Washington, D.C. – On Tuesday, October 10, at approximately 1:00 PM eastern, justices on the U.S. Supreme Court will hear oral arguments in the case of Abigail Noel Fisher v. University of Texas at Austin. Should the justices overturn 2003’s Grutter ruling that determined that campus diversity is a “compelling state interest” by finding the university’s admissions process unconstitutional, it will set a major precedent outlawing affirmative action.
Black conservatives with the Project 21 leadership network urge the Court to rule in favor of colorblind admissions policies. The group joined an amicus curiae (“friend of the court”) brief submitted to the U.S. Supreme Court on Fisher’s behalf written by the Pacific Legal Foundation.

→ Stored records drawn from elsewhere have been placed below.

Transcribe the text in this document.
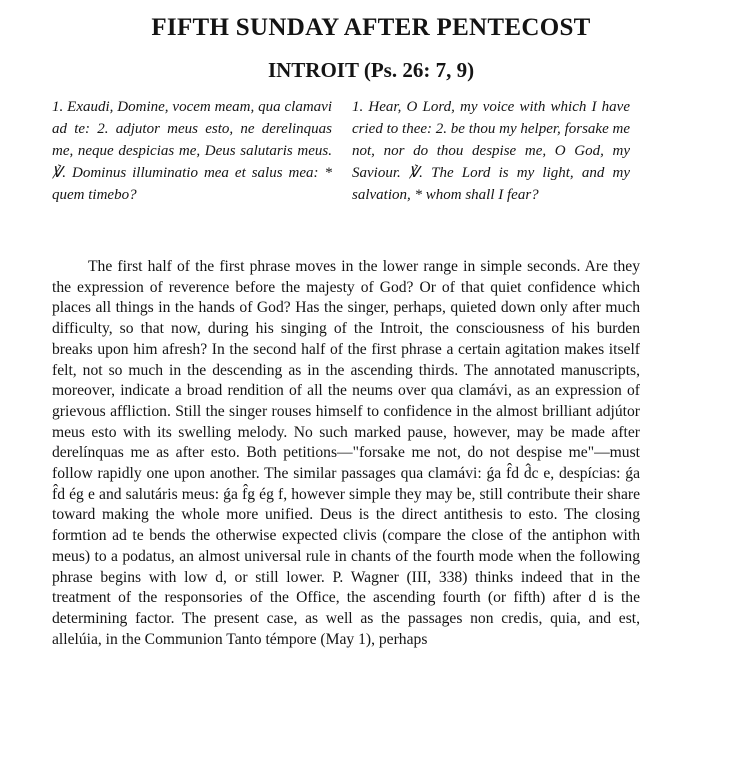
FIFTH SUNDAY AFTER PENTECOST
INTROIT (Ps. 26: 7, 9)

1. Exaudi, Domine, vocem meam, qua clamavi ad te: 2. adjutor meus esto, ne derelinquas me, neque despicias me, Deus salutaris meus. ℣. Dominus illuminatio mea et salus mea: * quem timebo?

1. Hear, O Lord, my voice with which I have cried to thee: 2. be thou my helper, forsake me not, nor do thou despise me, O God, my Saviour. ℣. The Lord is my light, and my salvation, * whom shall I fear?

The first half of the first phrase moves in the lower range in simple seconds. Are they the expression of reverence before the majesty of God? Or of that quiet confidence which places all things in the hands of God? Has the singer, perhaps, quieted down only after much difficulty, so that now, during his singing of the Introit, the consciousness of his burden breaks upon him afresh? In the second half of the first phrase a certain agitation makes itself felt, not so much in the descending as in the ascending thirds. The annotated manuscripts, moreover, indicate a broad rendition of all the neums over qua clamávi, as an expression of grievous affliction. Still the singer rouses himself to confidence in the almost brilliant adjútor meus esto with its swelling melody. No such marked pause, however, may be made after derelínquas me as after esto. Both petitions—"forsake me not, do not despise me"—must follow rapidly one upon another. The similar passages qua clamávi: ǵa f̂d d̂c e, despícias: ǵa f̂d ég e and salutáris meus: ǵa f̂g ég f, however simple they may be, still contribute their share toward making the whole more unified. Deus is the direct antithesis to esto. The closing formtion ad te bends the otherwise expected clivis (compare the close of the antiphon with meus) to a podatus, an almost universal rule in chants of the fourth mode when the following phrase begins with low d, or still lower. P. Wagner (III, 338) thinks indeed that in the treatment of the responsories of the Office, the ascending fourth (or fifth) after d is the determining factor. The present case, as well as the passages non credis, quia, and est, allelúia, in the Communion Tanto témpore (May 1), perhaps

“My father was able to integrate the University of Mississippi 50 years ago this month because he had academically earned his place among the student body,” said Project 21 spokesman John Meredith, the son of civil rights icon James Meredith. “It is unconscionable that an institution of higher learning in America today would be forced to admit candidates who have not earned their place among the student body. I look forward to the Court ending any practice that would force a school to admit anyone other than the best academic candidate.”
“Call it ‘holistic.’ Call it ‘case by case.’ Call it whatever you want, but using race as a basis for admissions to college is wrong. It is finally time for this policy to come to an end,” said Project 21 spokesman Horace Cooper. “It’s the 21st century, and it’s well past time we acknowledge Dr. Martin Luther King’s colorblind vision as a reality in America today.” Cooper taught constitutional law at George Mason University in Virginia and was a senior counsel to U.S. House Majority Leader Dick Armey.
White plaintiff Abigail Fisher claims racial preferences caused her 2008 admissions application to be rejected in favor of a lesser-qualified minority candidate. After race-based admissions were outlawed in Texas in 1996 by the 5th Circuit Court of Appeals Hopwood decision, the U.S. Supreme Court cited a “compelling state interest” for classroom diversity in 2003 in its ruling in Grutter v. Bollinger. UT officials announced the re-introduction of racial considerations in the application process immediately thereafter.
The Pacific Legal Foundation amicus curiae brief joined by Project 21 was named by The Weekly Standard as “the most persuasive overall” of over 17 amicus briefs filed with the court for Fisher and against race preferences.
The brief notes, “Diversity cannot be viewed in a vacuum as an abstract good; constitutional scrutiny arises because of the means — racial classifications — that are being used to achieve the end… Unlike remedying past intentional discrimination, which has its roots in the historical evils of the slave trade, slavery and Jim Crow, the benefits flowing from a diverse student body was an invention of politically interested social scientists.”